I finished Charlotte Wood’s The Natural Way of Things a couple of days ago and wasn’t sure whether I should review it or not. But then I thought of the many glowing reviews in newspapers and on blogs that made me pick this up and so I decided, while I won’t review it, I will write about my reactions to this book because they are so different from any one else’s. While most people loved it and even put it on their “Best of the Year” list, I truly hated it and wish I hadn’t read it. And, frankly, if I had known what to expect, I wouldn’t have picked it up. But before I write more, I have to emphasize – this isn’t a bad book. It just has elements in it, I wish I’d been made aware of.
I’ve read another Charlotte Wood novel, a few years ago, which made my end of year best of list. It’s a marvelous book and very different from this one. It’s one of the reasons why I continued reading The Natural Way of Things although I disliked it from the beginning. And since I’m bad at putting away books, once I’m halfway through, I finished it. It gave me nightmares and has planted some images in my head, I have a hard time getting rid of.
If you’ve read other reviews, you might be puzzled that it upset me so much and I can tell you, I get it, because nobody mentioned those elements.

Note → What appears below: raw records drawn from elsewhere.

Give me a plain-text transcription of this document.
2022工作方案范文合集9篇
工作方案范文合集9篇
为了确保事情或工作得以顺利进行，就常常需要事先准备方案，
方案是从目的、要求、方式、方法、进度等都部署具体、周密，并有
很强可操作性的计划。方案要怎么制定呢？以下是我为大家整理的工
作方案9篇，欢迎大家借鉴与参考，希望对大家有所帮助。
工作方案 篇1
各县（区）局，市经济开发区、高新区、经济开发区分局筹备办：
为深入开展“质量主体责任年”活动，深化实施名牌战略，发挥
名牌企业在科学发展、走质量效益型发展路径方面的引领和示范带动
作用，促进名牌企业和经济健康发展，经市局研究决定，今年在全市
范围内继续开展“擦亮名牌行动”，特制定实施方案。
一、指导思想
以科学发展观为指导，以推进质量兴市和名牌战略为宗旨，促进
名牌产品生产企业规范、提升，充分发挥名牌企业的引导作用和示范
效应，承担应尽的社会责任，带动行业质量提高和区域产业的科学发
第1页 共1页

The Natural Way of Things is a story about a group of girls who were each involved in a sex scandal. While the men aren’t punished, the girls are sent to a remote place, stripped of their clothes, shaven, barely fed and guarded by two brutal men who hit them and force them to work like slaves. It’s a lot like a concentration camp. Every review I read, mentioned this and how this is a feminist look at the way the media sees women and how women are still mostly the ones blamed when there’s a scandal. I didn’t have a problem with that, I had a problem with what follows. In the middle of the book, the captives and their captors realize they have been abandoned by the outside world. They run out of food and other basic supplies. And that’s when it started to get horrible for me because one of the girls decides to set traps and catch rabbits. Anyone knows that catching animals with traps, especially certain traps, is barbaric. Reading about this made me sick. Reading about the detailed ways the animals were taken apart, skinned, their fur prepared . . . You get the picture. And there’s a scene towards the end, when a larger animal gets trapped . . . I’m not going to forget that.
I’m not sure why nobody mentioned the traps or those awful scenes linked to that. I wish they had because, as I said, I would have stayed away from this book. It would have worked as a trigger warning.

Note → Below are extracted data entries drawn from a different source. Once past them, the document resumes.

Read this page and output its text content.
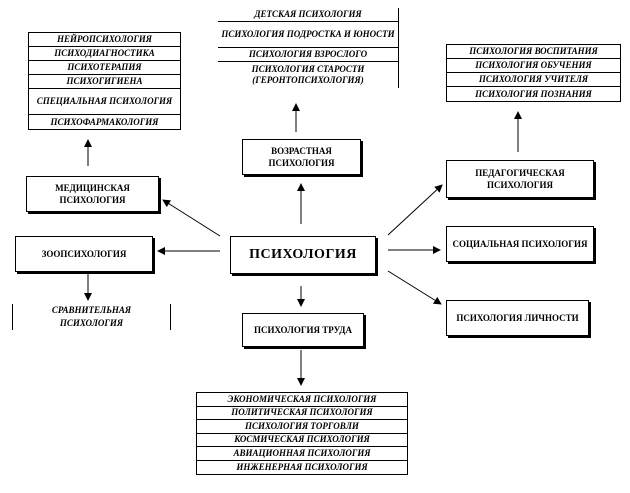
ПСИХОЛОГИЯ
МЕДИЦИНСКАЯ ПСИХОЛОГИЯ
ВОЗРАСТНАЯ ПСИХОЛОГИЯ
ПЕДАГОГИЧЕСКАЯ ПСИХОЛОГИЯ
СОЦИАЛЬНАЯ ПСИХОЛОГИЯ
ПСИХОЛОГИЯ ЛИЧНОСТИ
ЗООПСИХОЛОГИЯ
ПСИХОЛОГИЯ ТРУДА
НЕЙРОПСИХОЛОГИЯ
ПСИХОДИАГНОСТИКА
ПСИХОТЕРАПИЯ
ПСИХОГИГИЕНА
СПЕЦИАЛЬНАЯ ПСИХОЛОГИЯ
ПСИХОФАРМАКОЛОГИЯ
ДЕТСКАЯ ПСИХОЛОГИЯ
ПСИХОЛОГИЯ ПОДРОСТКА И ЮНОСТИ
ПСИХОЛОГИЯ ВЗРОСЛОГО
ПСИХОЛОГИЯ СТАРОСТИ (ГЕРОНТОПСИХОЛОГИЯ)
ПСИХОЛОГИЯ ВОСПИТАНИЯ
ПСИХОЛОГИЯ ОБУЧЕНИЯ
ПСИХОЛОГИЯ УЧИТЕЛЯ
ПСИХОЛОГИЯ ПОЗНАНИЯ
ЭКОНОМИЧЕСКАЯ ПСИХОЛОГИЯ
ПОЛИТИЧЕСКАЯ ПСИХОЛОГИЯ
ПСИХОЛОГИЯ ТОРГОВЛИ
КОСМИЧЕСКАЯ ПСИХОЛОГИЯ
АВИАЦИОННАЯ ПСИХОЛОГИЯ
ИНЖЕНЕРНАЯ ПСИХОЛОГИЯ
СРАВНИТЕЛЬНАЯ ПСИХОЛОГИЯ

I suppose, you get why I still had to write about this because I know there are other people who are highly sensitive to anything involving animals.
That said, I don’t think Charlotte Wood should have written this any other way. I guess it works. One of the themes in her book is that of predator and prey and the trapped rabbits are linked to that theme. It’s not a bad book, but I was the wrong reader. If you’re like me and anything harming animals upsets you, you might want to stay away from this book.
The above may give you the impression that there isn’t any explicit violence against women in this book, but there is. I found that hard to stomach as well but I could handle it better.
This brings me to the topic of trigger warnings. I’ve seen debates, where people said that there should be trigger warnings on books. For all sorts of things. Cruelty against animals, kids and women, swearing, explicit sex, violence . . . The list is as endless as people’s sensibilities. I don’t think that there should be trigger warnings because there’s always the risk that those could, in some countries, lead to the banning of certain books. I’m against book bans and I think that trigger warnings are also problematic because they simplify a complex theme. Let’s take The Natural Way of Things as an example. What should the warning have looked like “Violence against women” – that would have been possible, but the animal topic couldn’t have been covered by a similar concise warning. There’s no gratuitous violence, like in the case of the women. There’s killing, trapping, skinning and slow death. “Warning – animal trapping”. Weird. Some readers who are sensitive to cruelty against animals in books, might not even have found the instances here problematic because they are not gratuitous. You see, it’s tricky.
While I don’t think trigger warnings are the way to go, I still would have wished the one or the other review had made me aware that some of the content could be problematic for me. Nonetheless, it’s my fault I didn’t stop reading. I wish I will finally be able to abandon books that aren’t good for me, even when I’m halfway through.
How do you feel about this? Trigger warning or no trigger warning?